There are books at Lowes/HD that clearly explain how to add and expand outlets. And if you do manage to install the GFI improperly, it trips as soon as you turn the breaker back on.

Our house (new construction) has about 15 different GFI's and none of them have ever tripped when they shouldn't, and at our last house we had 5 or 6 in-wall and in ten years they never tripped wrongly either. I had a plug-in GFI for awhile and that did trip sometimes when it shouldn't, like after power outages, like Marko9 said.
 
The amount of ampres that our circuits draw that our fish tanks are plugged into can very diffinatly kill you. A very small amount of electricity can defibulate your heart. Just FYI. The electric code says any outlet within 3 feet of a water source be GFCI protected.
 
I see my 'little issue' has created some discussion. At least something good can come of it!
I firmly believe that everything near the tank should be on a GFCI, my recent problems not-with-standing. If I were planning a new setup(which I will be when I finally sell this house) I would do as suggested earlier, and install multiple GFCI's. 1 per item would be nice, but problematic and cumbersome. I would definitely recommend putting the powerheads or CL pump on a different circuit than the system pump. I would also put a backup heater on a seperate circuit from the main. Other than that, just split up high amp items such as lighting and chiller to even out the loads. So, minimum of 2 seperate GFCI's. Ideally the chiller could be on it's own.
 
I'm setting up my 180g, and I'm not familiar with electricity and how they work, besides plug them in and they come on. I know what triping the breaker is, that's when I have too much stuff on one breaker and it can't take it so it trips in the back and I have to switch it back on. But as for as for the new tank, I want to put in a new breaker switch just for the tank set up, how can I go about doing this?? do I need an electrician to come in and install some stuff for me?
 
Everything near water should be on a GFCI. Your best bet is to have a seperate 15-20amp circuit installed. Also some equipment such as heaters are known to trip those power strip GFCI's but not when the GFCI is hard wired.
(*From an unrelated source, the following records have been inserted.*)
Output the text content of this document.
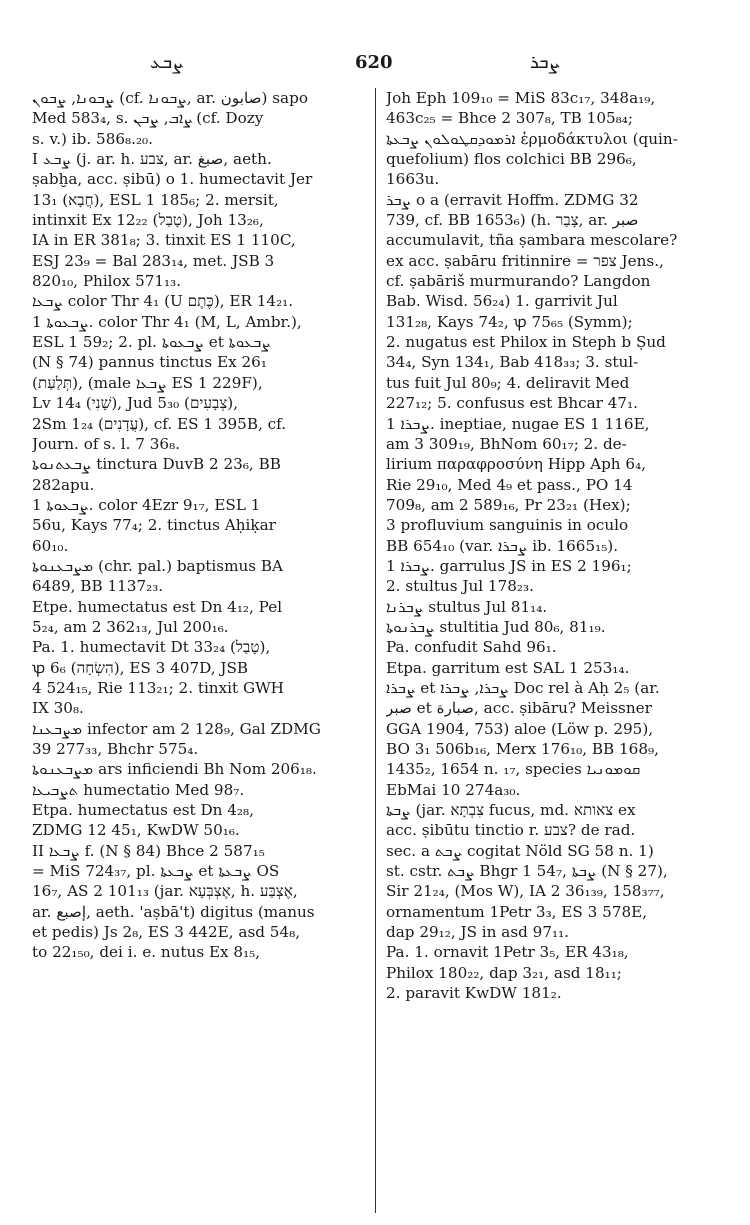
ܨܒܥ	620	ܨܒܪ
ܨܒܘܢܐ, ܨܒܘܢ (cf. ܨܒܘܢܐ, ar. صابون) sapo
Med 583₄, s. ܨܐܒ, ܨܒܢ (cf. Dozy
s. v.) ib. 586₈.₂₀.
I ܨܒܥ (j. ar. h. צבע, ar. صبغ, aeth.
ṣabḫa, acc. ṣibū) o 1. humectavit Jer
13₁ (חֲבָא), ESL 1 185₆; 2. mersit,
intinxit Ex 12₂₂ (טָבַל), Joh 13₂₆,
IA in ER 381₈; 3. tinxit ES 1 110C,
ESJ 23₉ = Bal 283₁₄, met. JSB 3
820₁₀, Philox 571₁₃.
ܨܒܥܐ color Thr 4₁ (U כֶּתֶם), ER 14₂₁.
ܨܒܥܘܬܐ 1. color Thr 4₁ (M, L, Ambr.),
ESL 1 59₂; 2. pl. ܨܒܥܘܬܐ et ܨܒܥܘܬܐ
(N § 74) pannus tinctus Ex 26₁
(תְּלַעַת), (male ܨܒܥܐ ES 1 229F),
Lv 14₄ (שָׁנִי), Jud 5₃₀ (צְבָעִים),
2Sm 1₂₄ (עֲדָנִים), cf. ES 1 395B, cf.
Journ. of s. l. 7 36₈.
ܨܒܥܬܢܘܬܐ tinctura DuvB 2 23₆, BB
282apu.
ܨܒܥܘܬܐ 1. color 4Ezr 9₁₇, ESL 1
56u, Kays 77₄; 2. tinctus Aḥiḳar
60₁₀.
ܡܨܒܥܢܘܬܐ (chr. pal.) baptismus BA
6489, BB 1137₂₃.
Etpe. humectatus est Dn 4₁₂, Pel
5₂₄, am 2 362₁₃, Jul 200₁₆.
Pa. 1. humectavit Dt 33₂₄ (טָבַל),
ꝕ 6₆ (הִשְׂחָה), ES 3 407D, JSB
4 524₁₅, Rie 113₂₁; 2. tinxit GWH
IX 30₈.
ܡܨܒܥܢܐ infector am 2 128₉, Gal ZDMG
39 277₃₃, Bhchr 575₄.
ܡܨܒܥܢܘܬܐ ars inficiendi Bh Nom 206₁₈.
ܬܨܒܝܥܐ humectatio Med 98₇.
Etpa. humectatus est Dn 4₂₈,
ZDMG 12 45₁, KwDW 50₁₆.
II ܨܒܥܐ f. (N § 84) Bhce 2 587₁₅
= MiS 724₃₇, pl. ܨܒܥܬܐ et ܨܒܥܬܐ OS
16₇, AS 2 101₁₃ (jar. אֶצְבְּעָא, h. אֶצְבַּע,
ar. إصبع, aeth. 'aṣbā't) digitus (manus
et pedis) Js 2₈, ES 3 442E, asd 54₈,
to 22₁₅₀, dei i. e. nutus Ex 8₁₅,
Joh Eph 109₁₀ = MiS 83c₁₇, 348a₁₉,
463c₂₅ = Bhce 2 307₈, TB 105₈₄;
ܐܪܡܘܕܩܛܘܠܘܢ ܨܒܥܬܐ ἑρμοδάκτυλοι (quin-
quefolium) flos colchici BB 296₆,
1663u.
ܨܒܪ o a (erravit Hoffm. ZDMG 32
739, cf. BB 1653₆) (h. צָבַר, ar. صبر
accumulavit, tña ṣambara mescolare?
ex acc. ṣabāru fritinnire = צפר Jens.,
cf. ṣabāriš murmurando? Langdon
Bab. Wisd. 56₂₄) 1. garrivit Jul
131₂₈, Kays 74₂, ꝕ 75₆₅ (Symm);
2. nugatus est Philox in Steph b Ṣud
34₄, Syn 134₁, Bab 418₃₃; 3. stul-
tus fuit Jul 80₉; 4. deliravit Med
227₁₂; 5. confusus est Bhcar 47₁.
ܨܒܪܐ 1. ineptiae, nugae ES 1 116E,
am 3 309₁₉, BhNom 60₁₇; 2. de-
lirium παραφροσύνη Hipp Aph 6₄,
Rie 29₁₀, Med 4₉ et pass., PO 14
709₈, am 2 589₁₆, Pr 23₂₁ (Hex);
3 profluvium sanguinis in oculo
BB 654₁₀ (var. ܨܒܪܐ ib. 1665₁₅).
ܨܒܪܐ 1. garrulus JS in ES 2 196₁;
2. stultus Jul 178₂₃.
ܨܒܪܢܐ stultus Jul 81₁₄.
ܨܒܪܢܘܬܐ stultitia Jud 80₆, 81₁₉.
Pa. confudit Sahd 96₁.
Etpa. garritum est SAL 1 253₁₄.
ܨܒܪܐ et ܨܒܪܐ, ܨܒܪܐ Doc rel à Aḥ 2₅ (ar.
صبر et صبارة, acc. ṣibāru? Meissner
GGA 1904, 753) aloe (Löw p. 295),
BO 3₁ 506b₁₆, Merx 176₁₀, BB 168₉,
1435₂, 1654 n. ₁₇, species ܩܘܡܘܢܝܐ
EbMai 10 274a₃₀.
ܨܒܬܐ (jar. צִבְתָּא fucus, md. צאותא ex
acc. ṣibūtu tinctio r. צבע? de rad.
sec. a ܨܒܬ cogitat Nöld SG 58 n. 1)
st. cstr. ܨܒܬ Bhgr 1 54₇, ܨܒܬܐ (N § 27),
Sir 21₂₄, (Mos W), IA 2 36₁₃₉, 158₃₇₇,
ornamentum 1Petr 3₃, ES 3 578E,
dap 29₁₂, JS in asd 97₁₁.
Pa. 1. ornavit 1Petr 3₅, ER 43₁₈,
Philox 180₂₂, dap 3₂₁, asd 18₁₁;
2. paravit KwDW 181₂.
I run my return pump on 1 circuit and run the power heads or closed loop on another circuit. That way is one trips the tank still has circulation.
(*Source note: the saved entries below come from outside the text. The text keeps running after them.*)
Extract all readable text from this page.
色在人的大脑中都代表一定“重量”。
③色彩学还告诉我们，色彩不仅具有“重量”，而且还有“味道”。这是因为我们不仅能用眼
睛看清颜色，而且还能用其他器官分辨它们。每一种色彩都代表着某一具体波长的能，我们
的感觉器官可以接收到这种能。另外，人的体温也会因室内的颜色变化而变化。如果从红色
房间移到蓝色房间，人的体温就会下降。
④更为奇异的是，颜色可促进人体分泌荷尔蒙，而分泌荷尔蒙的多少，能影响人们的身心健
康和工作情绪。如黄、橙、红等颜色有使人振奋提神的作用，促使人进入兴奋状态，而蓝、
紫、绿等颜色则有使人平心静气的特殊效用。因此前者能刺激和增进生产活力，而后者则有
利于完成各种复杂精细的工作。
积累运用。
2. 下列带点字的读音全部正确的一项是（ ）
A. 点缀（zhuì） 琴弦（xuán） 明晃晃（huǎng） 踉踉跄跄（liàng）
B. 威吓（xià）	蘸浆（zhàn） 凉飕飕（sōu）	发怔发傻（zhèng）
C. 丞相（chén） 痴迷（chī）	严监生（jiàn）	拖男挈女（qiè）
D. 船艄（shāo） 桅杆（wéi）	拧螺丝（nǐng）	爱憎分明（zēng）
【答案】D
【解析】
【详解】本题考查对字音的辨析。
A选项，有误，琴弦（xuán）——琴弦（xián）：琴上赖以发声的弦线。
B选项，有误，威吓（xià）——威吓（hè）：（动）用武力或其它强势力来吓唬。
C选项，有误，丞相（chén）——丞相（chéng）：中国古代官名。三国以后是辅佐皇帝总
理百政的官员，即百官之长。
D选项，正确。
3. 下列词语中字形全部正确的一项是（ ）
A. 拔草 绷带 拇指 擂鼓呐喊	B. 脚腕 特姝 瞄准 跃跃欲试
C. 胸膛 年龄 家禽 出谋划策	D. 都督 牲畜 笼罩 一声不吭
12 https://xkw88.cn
I'm sure there is a good electrician here that would help for cheap!
 
Well i know of three of us but i dont know how cheap we are. lol were not an object to be used and abused.. =P
 
d&ksac, how do you think I should go about doing my circuits/breakers etc..? I'm pretty clueless as how this will work. I ran 100g before with pumps/metal halides/chiller and I just plugged it into two separate wall outlets in the living room. but with the 180g, it need more electricity and so I don't know if all my stuff will trip the breaker in the back. also what's the difference between breakers/circuits? you think I can have you check out the circuits etc.. at my house before I put in the tank? thanks
 
One breaker=one "circuit"

Plug a radio turned up loud into various outlet boxes, turn off breaker switches one at a time to see which outlets are on which breakers. Label the breakers (Sharpie).

The breaker switches you're concerned about will have either a "20" on them in white letters or "15". These are the amps limits of each breaker. Most wall outlet circuits outside the kitchen and bath will be 15. Figure a max of about 1500 watts per 15 amp breaker and 2000 watts for a 20amp breaker. Don't forget to account for non-aquarium items connected to those same breakers.
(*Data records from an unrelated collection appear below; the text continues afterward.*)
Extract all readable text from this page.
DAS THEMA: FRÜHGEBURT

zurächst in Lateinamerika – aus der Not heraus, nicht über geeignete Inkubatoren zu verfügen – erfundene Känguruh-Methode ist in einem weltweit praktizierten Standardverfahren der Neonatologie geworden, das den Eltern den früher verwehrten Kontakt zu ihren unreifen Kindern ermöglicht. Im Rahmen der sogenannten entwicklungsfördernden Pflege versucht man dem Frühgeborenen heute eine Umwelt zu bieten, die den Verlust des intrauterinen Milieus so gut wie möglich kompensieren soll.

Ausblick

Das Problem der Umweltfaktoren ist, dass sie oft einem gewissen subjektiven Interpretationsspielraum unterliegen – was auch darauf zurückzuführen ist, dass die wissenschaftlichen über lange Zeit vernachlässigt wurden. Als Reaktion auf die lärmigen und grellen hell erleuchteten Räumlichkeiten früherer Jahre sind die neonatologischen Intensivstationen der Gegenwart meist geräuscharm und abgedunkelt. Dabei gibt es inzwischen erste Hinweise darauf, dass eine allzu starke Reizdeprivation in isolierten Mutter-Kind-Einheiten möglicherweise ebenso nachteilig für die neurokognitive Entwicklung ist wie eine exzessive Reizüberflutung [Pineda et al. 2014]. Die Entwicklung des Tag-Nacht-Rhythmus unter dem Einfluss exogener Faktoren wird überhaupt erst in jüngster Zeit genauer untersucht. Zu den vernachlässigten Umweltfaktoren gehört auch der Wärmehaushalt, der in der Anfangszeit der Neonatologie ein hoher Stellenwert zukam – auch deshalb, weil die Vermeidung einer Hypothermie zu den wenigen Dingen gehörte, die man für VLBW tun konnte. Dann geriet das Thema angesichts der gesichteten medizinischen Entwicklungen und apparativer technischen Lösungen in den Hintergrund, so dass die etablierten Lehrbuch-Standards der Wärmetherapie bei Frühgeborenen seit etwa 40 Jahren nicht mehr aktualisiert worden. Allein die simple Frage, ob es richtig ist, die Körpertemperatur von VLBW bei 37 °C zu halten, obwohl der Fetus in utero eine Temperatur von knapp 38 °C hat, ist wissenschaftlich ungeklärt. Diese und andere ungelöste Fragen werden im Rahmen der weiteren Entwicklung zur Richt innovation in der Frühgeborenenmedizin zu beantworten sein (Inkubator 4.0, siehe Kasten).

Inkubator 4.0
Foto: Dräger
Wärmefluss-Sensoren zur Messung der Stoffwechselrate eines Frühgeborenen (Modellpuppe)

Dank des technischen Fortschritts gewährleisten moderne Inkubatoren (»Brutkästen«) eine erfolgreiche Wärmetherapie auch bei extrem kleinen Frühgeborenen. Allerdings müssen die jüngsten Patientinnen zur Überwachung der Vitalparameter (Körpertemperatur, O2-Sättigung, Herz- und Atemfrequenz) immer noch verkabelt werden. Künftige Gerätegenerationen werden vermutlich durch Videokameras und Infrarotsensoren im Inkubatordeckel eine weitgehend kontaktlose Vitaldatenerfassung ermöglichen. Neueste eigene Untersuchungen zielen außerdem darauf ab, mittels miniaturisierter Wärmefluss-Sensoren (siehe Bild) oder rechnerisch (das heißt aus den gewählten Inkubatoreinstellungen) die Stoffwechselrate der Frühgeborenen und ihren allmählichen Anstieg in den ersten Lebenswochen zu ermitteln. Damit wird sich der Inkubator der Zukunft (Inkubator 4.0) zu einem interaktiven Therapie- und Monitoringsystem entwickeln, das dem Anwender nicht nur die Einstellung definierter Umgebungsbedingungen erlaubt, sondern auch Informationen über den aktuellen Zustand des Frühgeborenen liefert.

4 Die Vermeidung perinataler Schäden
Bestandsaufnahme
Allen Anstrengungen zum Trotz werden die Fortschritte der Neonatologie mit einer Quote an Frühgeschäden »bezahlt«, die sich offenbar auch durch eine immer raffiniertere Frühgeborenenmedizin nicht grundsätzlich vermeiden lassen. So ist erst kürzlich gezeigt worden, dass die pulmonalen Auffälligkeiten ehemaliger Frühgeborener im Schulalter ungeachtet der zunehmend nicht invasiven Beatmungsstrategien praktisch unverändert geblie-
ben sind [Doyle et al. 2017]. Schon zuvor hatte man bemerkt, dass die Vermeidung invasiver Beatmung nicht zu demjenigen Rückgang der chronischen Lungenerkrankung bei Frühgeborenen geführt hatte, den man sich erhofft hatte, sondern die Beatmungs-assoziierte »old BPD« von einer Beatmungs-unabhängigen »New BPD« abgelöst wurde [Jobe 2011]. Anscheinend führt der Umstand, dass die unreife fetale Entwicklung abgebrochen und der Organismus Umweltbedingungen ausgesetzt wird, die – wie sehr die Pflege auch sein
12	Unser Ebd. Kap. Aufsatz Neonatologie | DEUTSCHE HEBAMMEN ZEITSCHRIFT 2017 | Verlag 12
A safety thing, anytime you're touching things in your breaker (panel) box keep one hand in your pocket, wear rubber soled shoes, and don't be standing on wet ground. It's very unlikely you'll touch something live since there are safety covers over the (hot) wires in the box but if you follow these tips you will reduce the opportunity for electricity to travel through you.
 
He needs new circuits for the new tank. The circuit he has wont hold the load. Im going over there tomarrow to see what its gonna take to give him a couple dedicated 20 amp circuits for his 180.